Por Francesco Felix
Participando da Competição Internacional de Longas e Médias-Metragens do Festival É Tudo Verdade 2024, o filme iraniano Celluloid Underground (2023) apresenta as narrativas tocantes de seu diretor, Ehsan Khoshbakht, notável documentarista e curador de cinema, e de seu mentor, o colecionador de películas Ahmad, que manteve um impressionante acervo de mais de cinco mil filmes durante um período político em que sua posse era proibida. Abordando o assunto da preservação cinematográfica, em um contexto de depreciação da mídia física e descaso de agências governamentais e estúdios de cinema com a memória das cinematografias mundiais, o filme de Khoshbakht ilumina o trabalho silencioso dos colecionadores e historiadores.
Os oitenta minutos desse documentário de cunho pessoal são narrados incessantemente por seu diretor, adotando sua perspectiva desde o início do filme sobre a história do cineasta com Ahmad. Narrando sua infância, Khoshbakht ecoa produções recentes como Os Fabelmans (2022, dir. Steven Spielberg) ao ilustrar o início de sua paixão pelo cinema, sua primeira experiência numa sala de exibição comercial, a primeira vez que viu uma película de filme. Ele conta sobre como montou um projetor de papelão para que essa película pudesse ser exibida, e de sua organização para chamar os amigos para ver esse “acontecimento”.
A infância do diretor foi marcada pela Revolução Iraniana de 1979, que virou de ponta-cabeça toda a organização social do país e resultou em proibições relacionadas ao audiovisual, principalmente no âmbito de possuir e exibir rolos de filme. Muitos foram queimados e perdidos para sempre, nos primeiros anos do novo regime. No entanto, a paixão de Khoshbakht foi irrefreável, e em sua adolescência organizou diversos clubes de discussão e exibição cinematográfica, operando nos limites da lei. Finalmente, conheceu Ahmad, após receber dele rolos de filmes clandestinos escondidos em sacos de arroz, e com ele foi trabalhar, encontrando um mundo de acúmulo, confusão e desintegração que, sem erro, mudou permanentemente a vida do documentarista.
A proposta de Khoshbakht em Celluloid Underground foi a de homenagear Ahmad ao contar sua própria história, traçando paralelos em suas origens e no relacionamento de ambos com o cinema. Os dois homens tiveram a mesma necessidade de exibir filmes mesmo nas mais árduas circunstâncias, de reunir pessoas e de espalhar o cinema por todo o país. Ahmad chega a ser preso, torturado e perseguido por sua reputação de colecionador, enquanto Khoshbakht escolhe pelo exílio, saindo do Irã após o serviço militar compulsório e trabalhando na preservação do seu legado.
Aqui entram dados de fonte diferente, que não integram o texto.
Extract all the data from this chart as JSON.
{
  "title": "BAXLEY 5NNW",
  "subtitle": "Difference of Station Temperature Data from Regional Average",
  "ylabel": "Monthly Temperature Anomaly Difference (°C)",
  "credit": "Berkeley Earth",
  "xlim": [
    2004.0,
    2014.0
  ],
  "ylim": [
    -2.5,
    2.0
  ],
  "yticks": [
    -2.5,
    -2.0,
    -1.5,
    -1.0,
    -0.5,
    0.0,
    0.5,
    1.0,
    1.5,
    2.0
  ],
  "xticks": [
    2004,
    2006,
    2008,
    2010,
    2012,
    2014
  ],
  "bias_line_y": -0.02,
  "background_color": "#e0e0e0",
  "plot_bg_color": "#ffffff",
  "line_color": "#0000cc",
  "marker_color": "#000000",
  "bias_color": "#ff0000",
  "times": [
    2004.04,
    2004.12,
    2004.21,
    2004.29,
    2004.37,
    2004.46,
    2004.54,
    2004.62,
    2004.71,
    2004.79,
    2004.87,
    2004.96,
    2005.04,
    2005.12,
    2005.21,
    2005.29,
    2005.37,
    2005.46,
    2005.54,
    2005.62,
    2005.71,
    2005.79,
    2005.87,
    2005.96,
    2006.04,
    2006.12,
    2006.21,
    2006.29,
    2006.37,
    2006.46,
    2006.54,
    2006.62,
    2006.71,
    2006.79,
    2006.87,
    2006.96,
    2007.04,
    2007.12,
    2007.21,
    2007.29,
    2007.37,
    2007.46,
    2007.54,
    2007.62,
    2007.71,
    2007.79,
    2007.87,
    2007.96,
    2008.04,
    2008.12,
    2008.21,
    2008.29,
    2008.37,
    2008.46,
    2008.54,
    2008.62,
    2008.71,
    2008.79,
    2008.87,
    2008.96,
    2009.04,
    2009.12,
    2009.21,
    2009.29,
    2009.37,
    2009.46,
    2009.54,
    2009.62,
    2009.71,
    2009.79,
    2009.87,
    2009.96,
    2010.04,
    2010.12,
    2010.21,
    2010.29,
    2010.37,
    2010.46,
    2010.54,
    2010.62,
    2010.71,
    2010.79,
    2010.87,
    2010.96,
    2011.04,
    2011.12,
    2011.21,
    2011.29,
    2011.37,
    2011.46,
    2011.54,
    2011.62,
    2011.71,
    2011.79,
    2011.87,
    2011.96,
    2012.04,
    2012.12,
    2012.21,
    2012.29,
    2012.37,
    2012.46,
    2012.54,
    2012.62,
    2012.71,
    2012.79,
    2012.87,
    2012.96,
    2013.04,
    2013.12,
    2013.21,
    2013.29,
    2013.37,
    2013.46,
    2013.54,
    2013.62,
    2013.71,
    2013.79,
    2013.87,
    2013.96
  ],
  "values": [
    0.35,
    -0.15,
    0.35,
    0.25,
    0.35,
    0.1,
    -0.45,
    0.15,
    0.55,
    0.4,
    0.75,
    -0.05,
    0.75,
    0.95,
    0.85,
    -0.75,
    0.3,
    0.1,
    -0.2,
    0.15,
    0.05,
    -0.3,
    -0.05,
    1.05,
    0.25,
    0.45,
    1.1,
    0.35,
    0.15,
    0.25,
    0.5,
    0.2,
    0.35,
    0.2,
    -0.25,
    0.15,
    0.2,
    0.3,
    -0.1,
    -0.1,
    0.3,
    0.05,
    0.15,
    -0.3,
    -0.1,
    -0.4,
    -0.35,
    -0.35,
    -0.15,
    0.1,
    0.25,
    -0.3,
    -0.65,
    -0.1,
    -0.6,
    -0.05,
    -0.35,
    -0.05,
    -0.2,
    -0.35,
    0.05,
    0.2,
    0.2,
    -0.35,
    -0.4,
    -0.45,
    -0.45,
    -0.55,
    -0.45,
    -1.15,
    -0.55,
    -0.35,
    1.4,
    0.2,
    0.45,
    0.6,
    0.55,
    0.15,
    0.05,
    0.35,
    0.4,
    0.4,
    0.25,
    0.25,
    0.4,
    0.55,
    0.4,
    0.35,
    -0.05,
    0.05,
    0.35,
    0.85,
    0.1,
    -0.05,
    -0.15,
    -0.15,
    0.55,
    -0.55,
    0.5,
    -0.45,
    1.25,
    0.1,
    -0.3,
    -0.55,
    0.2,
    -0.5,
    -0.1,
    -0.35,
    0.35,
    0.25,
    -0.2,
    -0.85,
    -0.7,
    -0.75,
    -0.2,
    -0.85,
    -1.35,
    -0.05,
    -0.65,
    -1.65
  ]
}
Além da exploração dessa relação pessoal entre o diretor e seu objeto, tendência cada vez mais comum no cinema documental contemporâneo, o filme registra momentos em que os dois trabalharam juntos, nos porões em que Ahmad escondia rolos de filme em 35mm e 16mm, pôsteres antigos, revistas, e todo tipo de relíquias que poderiam ser confiscadas e destruídas pelo governo, se encontradas. Khoshbakht se torna um morador do caos de memórias que a paixão de Ahmad iniciou, e é absorvido pelos espaços clandestinos de Teerã, escondidos no subterrâneo. Com uma série de máximas que permeiam a narração, acompanhadas de uma trilha dramática e imagens de arquivo ou reconstituições ficcionais, o diretor pinta um cenário de guerrilha, em que os dois personagens assumem os papéis de verdadeiros detetives do cinema, heróis sorrateiros e cuidadores do tempo. Surgem ideias como a de que o celuloide, fisicamente, é composto tanto de restos humanos quanto de plantas: “ao morrer, voltamos à natureza e retornamos projetados” — uma das frases de efeito encaixadas na história, mais a mérito de impressionar o espectador do que de agregar à tese do autor.
No entanto, com o cenário delicado que vive a preservação cinematográfica hoje em dia, a temática do filme é poderosa e suas escolhas cinematográficas funcionam em um contexto de filme-obituário. Quando Ahmad morre, evento já adiantado nos primeiros minutos da narração e que serve de pontapé inicial para que Ehsan inicie o processo de produção do documentário e resgate da memória, os filmes que este escondia desaparecem – não sabemos onde foram parar, se alguém ainda os mantém ou se estão apodrecendo, esquecidos. “Imagens, como nós, vivem e morrem”, filosofa Khoshbakht novamente. Morando em Londres, incapaz de novamente adentrar os subterrâneos da capital iraniana, a ele resta seguir obedecendo sua necessidade gutural, compartilhada com o antigo mestre: a de manter a memória viva, agora, com a realização deste filme. Ehsan busca com Celluloid Underground erguer um monumento à cinefilia iraniana, ao trabalho de Ahmad e à “invenção de sonhos” em 35mm. Os filmes que foram salvos, lembrados e preservados, infalivelmente se tornam também a ilustração dos filmes que se perderam. Aqui, mais do que nunca, essa tese se concretiza.
Biografia
Francesco Felix concluiu o curso de Cinema pela FAAP e atualmente estuda Letras na FFLCH. Interessado em tudo que envolve a cinefilia, da preservação e restauração de clássicos até a invenção de futuros experimentais. Quando vê um filme, torce sempre para um encantamento, que divida o tempo entre o antes e o depois dos créditos rolarem. Felizmente, acontece muito.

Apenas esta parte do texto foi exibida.